Bipolar disorder has been known to be called a “mixed state” that can be term to describe, “excited depression” meets “manic stupor.”
I consider Bipolar II to be defined by these two states of mind. When I break down my experience over the years it can feel like an excited depression and a manic stupor, cause when I am manic I know beneath it there is an underlying depression. It is as if my mania tries to trick me into hiding my depression, so I don’t think or appear to be depressed, actually the opposite, but the truth is I am deeply depressed. Sometimes if I catch myself in a manic state, I don’t recognize the person that stands before me. She seems lost, confused, troubled and unknown. The more out of control I found myself in mania, the more I felt concern for the depression that was fueling the manic behavior.
Similarly, a manic stupor is feeling mania in depression. For example, experiencing insomnia seems like a manic state cause you are up all night and require meager sleep when really it’s a state of total exhaustion, which is similar to the experience of depression. It can be like a drunk mania, and you are left with a lack of sleep, no sensibility, no hope, and no relief. When I look back to my mania day, I don’t know how I survived being up all night. How did I manage to get up the next day, and get to work, and then back home living in fear of the night knowing I was not going to get proper sleep? The pressure of knowing that I had to get up the next day and be, “productive” only caused more anxiety and resulted in extreme insomnia, so when I finally had to get up it was like a cloud of depression over me.
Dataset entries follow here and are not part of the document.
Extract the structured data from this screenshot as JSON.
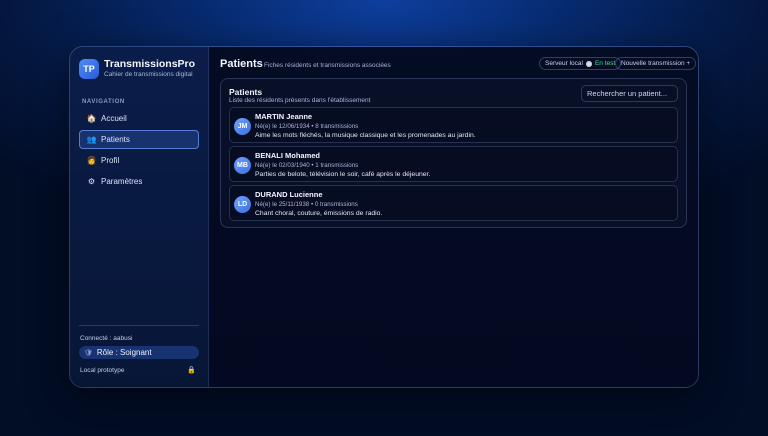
{
  "app": {
    "logo_text": "TP",
    "name": "TransmissionsPro",
    "subtitle": "Cahier de transmissions digital"
  },
  "sidebar": {
    "nav_label": "NAVIGATION",
    "items": [
      {
        "label": "Accueil",
        "icon": "home-icon",
        "glyph": "🏠",
        "active": false
      },
      {
        "label": "Patients",
        "icon": "patients-icon",
        "glyph": "👥",
        "active": true
      },
      {
        "label": "Profil",
        "icon": "profile-icon",
        "glyph": "👩",
        "active": false
      },
      {
        "label": "Paramètres",
        "icon": "gear-icon",
        "glyph": "⚙",
        "active": false
      }
    ],
    "connected": "Connecté : aabusi",
    "role": "Rôle : Soignant",
    "local": "Local prototype"
  },
  "header": {
    "title": "Patients",
    "subtitle": "Fiches résidents et transmissions associées",
    "server_label": "Serveur local",
    "server_status": "En test",
    "new_transmission": "Nouvelle transmission +"
  },
  "panel": {
    "title": "Patients",
    "subtitle": "Liste des résidents présents dans l'établissement",
    "search_placeholder": "Rechercher un patient..."
  },
  "patients": [
    {
      "initials": "JM",
      "name": "MARTIN Jeanne",
      "meta": "Né(e) le 12/06/1934 • 8 transmissions",
      "desc": "Aime les mots fléchés, la musique classique et les promenades au jardin."
    },
    {
      "initials": "MB",
      "name": "BENALI Mohamed",
      "meta": "Né(e) le 02/03/1940 • 1 transmissions",
      "desc": "Parties de belote, télévision le soir, café après le déjeuner."
    },
    {
      "initials": "LD",
      "name": "DURAND Lucienne",
      "meta": "Né(e) le 25/11/1938 • 0 transmissions",
      "desc": "Chant choral, couture, émissions de radio."
    }
  ],
  "colors": {
    "accent": "#4f8cf7",
    "status_ok": "#4fd69a",
    "background": "#04173f"
  }
}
I have to drag myself out of bed, and find a way to get dressed and “out together” and appear fine among my coworkers.
It wasn’t until years of this ongoing struggle, when I finally got help that I for once I knew what it was like to wake up rested. It was my first medication that allowed me to sleep, and not wake up with unbridled exhaustion. I made me reflect on all those torturous years and I wondered how I manage to survive such a chronic disease. Now, when I reflect and examine the symptom of insomnia, I truly understand why Bipolar disorder is a mixed bag. Insomnia is mania mixed with depression.
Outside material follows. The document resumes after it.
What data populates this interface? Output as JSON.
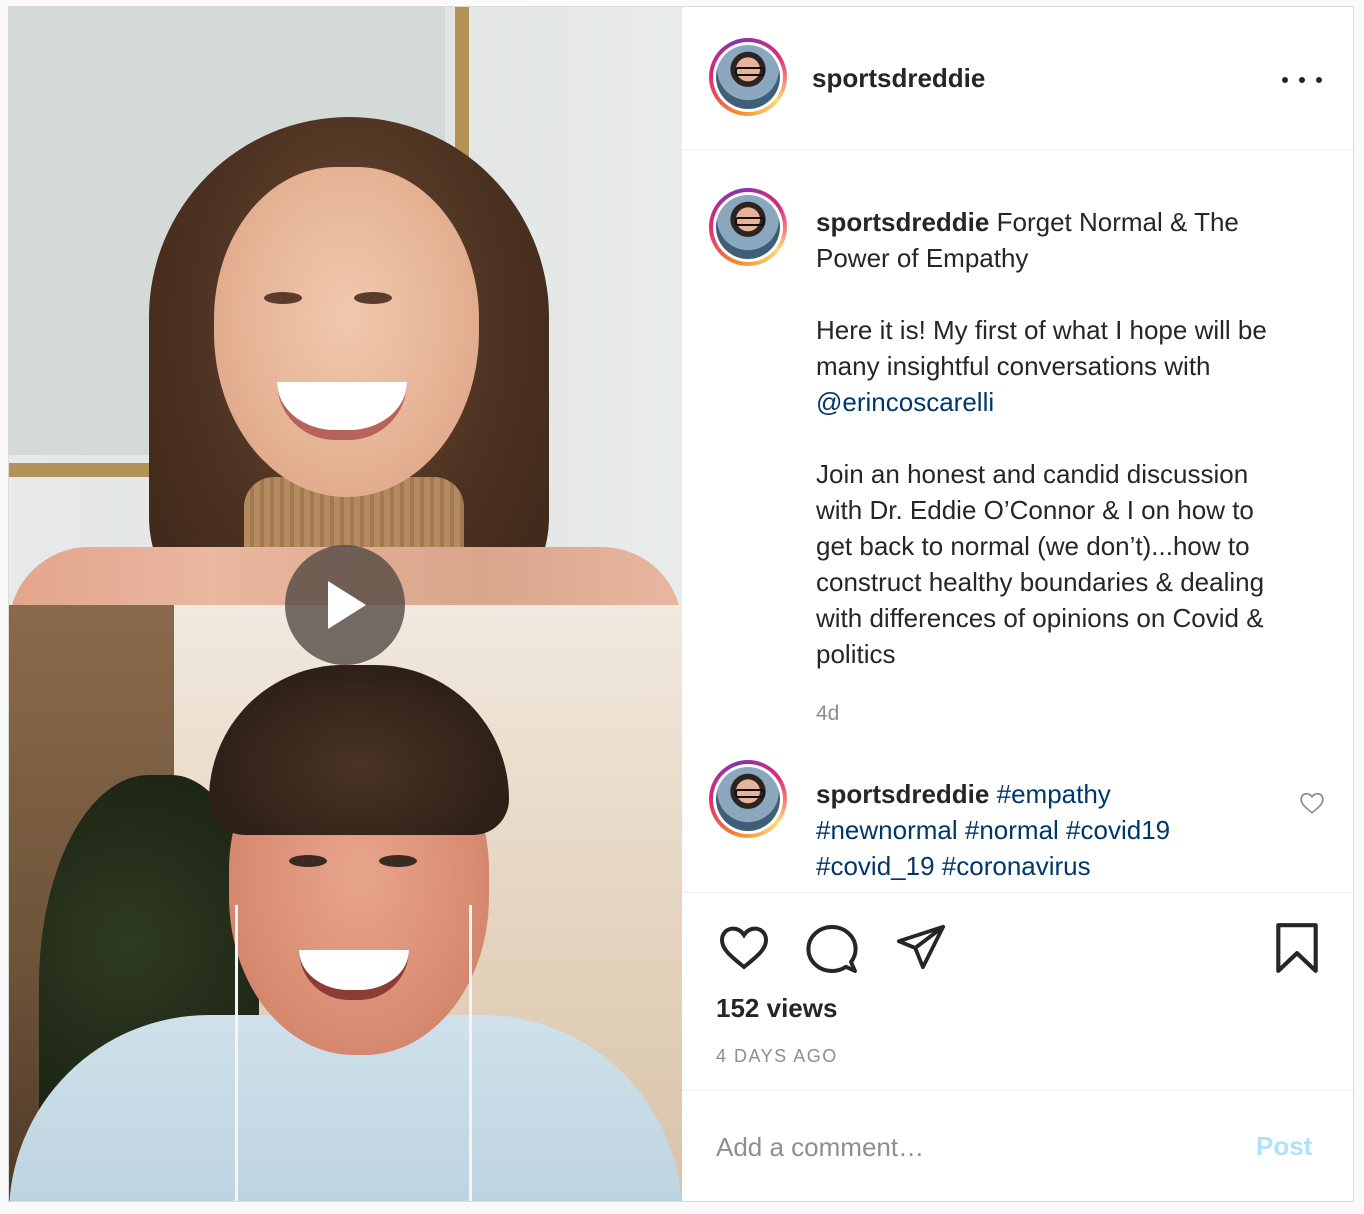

I hope we can rethink the term “Bipolar” cause Bipolar disease is not really bi-polar. It is not that simple when you try to wrap your head around how what appears to be polar opposites, depression and mania coincide. It can be confusing, but at the very least self-awareness can help you understand your mixed moods and know that when you are experiencing mania or depression you are actually experiencing them both simultaneously.